The Wisconsin Supreme Court is scheduled to hear oral arguments on Oct. 23 on whether the state's domestic partner registry is unconstitutional.
The registry grants same-sex couples some legal rights.
Members of a Christian right wing group, the Wisconsin Family Action, filed a lawsuit in 2010 alleging the registry violates a 2006 state constitutional amendment banning gay marriage or anything substantially similar.
Lambda Legal, representing Fair Wisconsin and five same-sex couples, is defending the registry against the challenge.
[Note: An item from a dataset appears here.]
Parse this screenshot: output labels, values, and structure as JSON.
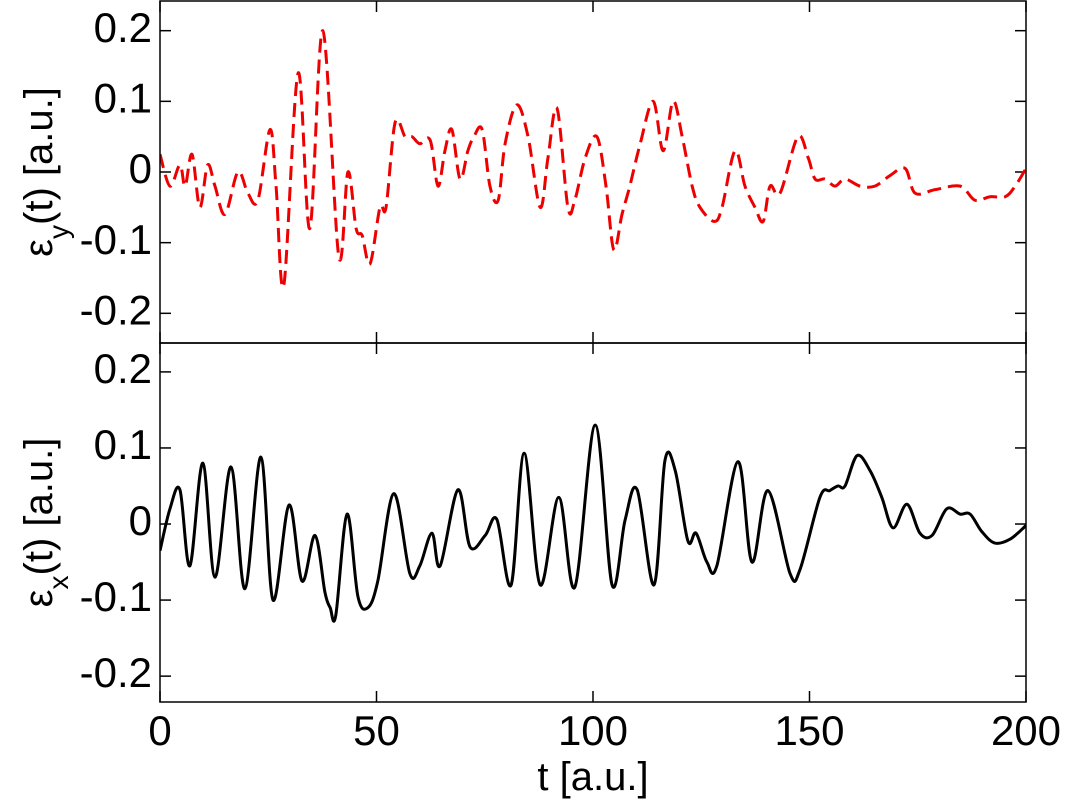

"The domestic partnership law in Wisconsin is without question constitutional. The limited protections provided by domestic partnerships are a far cry from the significant rights, benefits and responsibilities associated with marriage. To suggest that that the two types of relationships are impermissibly similar is an antigay stretch of the imagination," Lambda senior staff attorney Christopher Clark said in a statement.
A state appeals court upheld the registry last year, noting married couples enjoy many rights that registrants don't.
Last week, the ACLU of Wisconsin filed a friend of the court brief supporting the registry and Lambda.
"The idea that domestic partnerships violate Wisconsin’s anti-marriage amendment is ridiculous," said Larry Dupuis, ACLU of Wisconsin legal director. "Domestic partnerships don’t create a legal status that is identical or even remotely similar to marriage."
The court is expected to hear oral arguments on Wednesday afternoon in Madison.